En analysant l’évolution de différents supports au cours des dernières décennies dans le contexte français, les différents articles réunis ici mettent en évidence un certain nombre de constantes dans la manière dont les supports contribuent à alimenter les inégalités d’apprentissage selon l’origine sociale des enfants, en exigeant des élèves des opérations toujours plus complexes et implicites, sans pour autant les accompagner dans l’acquisition des savoir-faire nécessaire à leur réalisation. Encouragés en cela par l’évolution des programmes scolaires, ces supports ne demandent en effet plus un simple apprentissage de leçons linéaires pratiquement par cœur visant à la restitution – méthode d’apprentissage en soi discutable, mais ayant le mérite d’être explicite et ce faisant plus égalitaire. Ils exigent au contraire de leurs jeunes utilisateurs d’effectuer différents types de sauts cognitifs, de distinctions et de « mises en relation » d’éléments hétérogènes : images et textes, activités ou œuvres différentes, capacité à distinguer tout en les mobilisant simultanément le général du singulier, l’essentiel de l’anecdotique, le scolaire de l’extrascolaire, le sérieux de l’amusement, etc. Ce faisant, ils changent implicitement le rôle de l’élève, mais aussi des enseignants, qui deviennent de ce fait davantage des guides que des « maîtres », et renforcent le malentendu avec les parents des classes populaires, tentés dès lors de revenir à des méthodes « traditionnelles » comme le montre Séverine Kapko dans son article.

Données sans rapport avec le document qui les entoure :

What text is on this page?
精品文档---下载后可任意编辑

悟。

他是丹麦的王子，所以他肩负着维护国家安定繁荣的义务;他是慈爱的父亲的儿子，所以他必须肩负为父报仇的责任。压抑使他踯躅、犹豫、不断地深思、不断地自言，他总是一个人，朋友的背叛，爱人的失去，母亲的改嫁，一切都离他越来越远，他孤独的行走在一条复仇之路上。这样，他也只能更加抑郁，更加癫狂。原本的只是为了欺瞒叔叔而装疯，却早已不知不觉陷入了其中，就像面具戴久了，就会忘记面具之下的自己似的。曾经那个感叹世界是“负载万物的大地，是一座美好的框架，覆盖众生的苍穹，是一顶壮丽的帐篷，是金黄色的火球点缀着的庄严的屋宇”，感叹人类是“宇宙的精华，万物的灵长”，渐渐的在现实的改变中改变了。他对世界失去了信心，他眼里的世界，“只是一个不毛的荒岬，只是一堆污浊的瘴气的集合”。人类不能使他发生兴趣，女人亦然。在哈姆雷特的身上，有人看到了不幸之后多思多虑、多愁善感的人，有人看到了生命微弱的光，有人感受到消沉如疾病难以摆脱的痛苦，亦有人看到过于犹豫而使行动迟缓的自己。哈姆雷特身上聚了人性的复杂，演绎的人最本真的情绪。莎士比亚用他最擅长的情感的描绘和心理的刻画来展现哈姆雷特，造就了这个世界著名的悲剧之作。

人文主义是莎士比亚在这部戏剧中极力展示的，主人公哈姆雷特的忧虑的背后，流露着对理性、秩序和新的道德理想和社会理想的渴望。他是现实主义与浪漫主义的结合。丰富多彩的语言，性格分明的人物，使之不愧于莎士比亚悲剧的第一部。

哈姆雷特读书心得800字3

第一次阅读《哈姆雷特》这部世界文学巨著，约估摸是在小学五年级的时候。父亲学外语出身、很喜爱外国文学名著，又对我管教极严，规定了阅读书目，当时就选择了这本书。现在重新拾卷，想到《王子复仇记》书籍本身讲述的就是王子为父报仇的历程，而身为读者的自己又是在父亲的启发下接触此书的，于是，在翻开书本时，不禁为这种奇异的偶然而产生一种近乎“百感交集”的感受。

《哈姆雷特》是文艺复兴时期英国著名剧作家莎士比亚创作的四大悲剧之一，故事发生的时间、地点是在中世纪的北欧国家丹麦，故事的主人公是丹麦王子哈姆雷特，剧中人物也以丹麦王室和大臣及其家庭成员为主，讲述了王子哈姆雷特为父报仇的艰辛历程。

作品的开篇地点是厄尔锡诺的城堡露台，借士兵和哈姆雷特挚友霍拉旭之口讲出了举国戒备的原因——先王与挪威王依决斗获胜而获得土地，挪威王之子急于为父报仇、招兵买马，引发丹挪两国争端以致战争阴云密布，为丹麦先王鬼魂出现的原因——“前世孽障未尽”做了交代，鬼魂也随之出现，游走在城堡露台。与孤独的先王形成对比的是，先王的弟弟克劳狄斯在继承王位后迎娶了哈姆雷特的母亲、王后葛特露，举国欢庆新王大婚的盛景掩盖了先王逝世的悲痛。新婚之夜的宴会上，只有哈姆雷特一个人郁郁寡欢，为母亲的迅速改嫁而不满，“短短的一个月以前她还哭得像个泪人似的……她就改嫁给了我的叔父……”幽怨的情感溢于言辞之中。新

Au-delà même des supports, c’est donc un enjeu de taille que soulèvent les chercheuses et chercheurs une contradiction majeure de l’école à l’époque contemporaine qui traverse tout particulièrement ceux qui prennent au sérieux sa vocation émancipatrice. Comment ne pas en rabattre sur les ambitions éducatives visant à former des citoyennes et des citoyens réflexifs, tout en faisant en sorte que ces dernières ne conduisent pas à abandonner en cours de route les enfants ne disposant pas des dispositions initiales et des codes pour y arriver ? La réponse réside en partie dans un effort toujours recommencé d’explicitation des objectifs et consignes et de réflexion sur la progressivité des apprentissages, mais reste à savoir comment les traduire dans la pratique.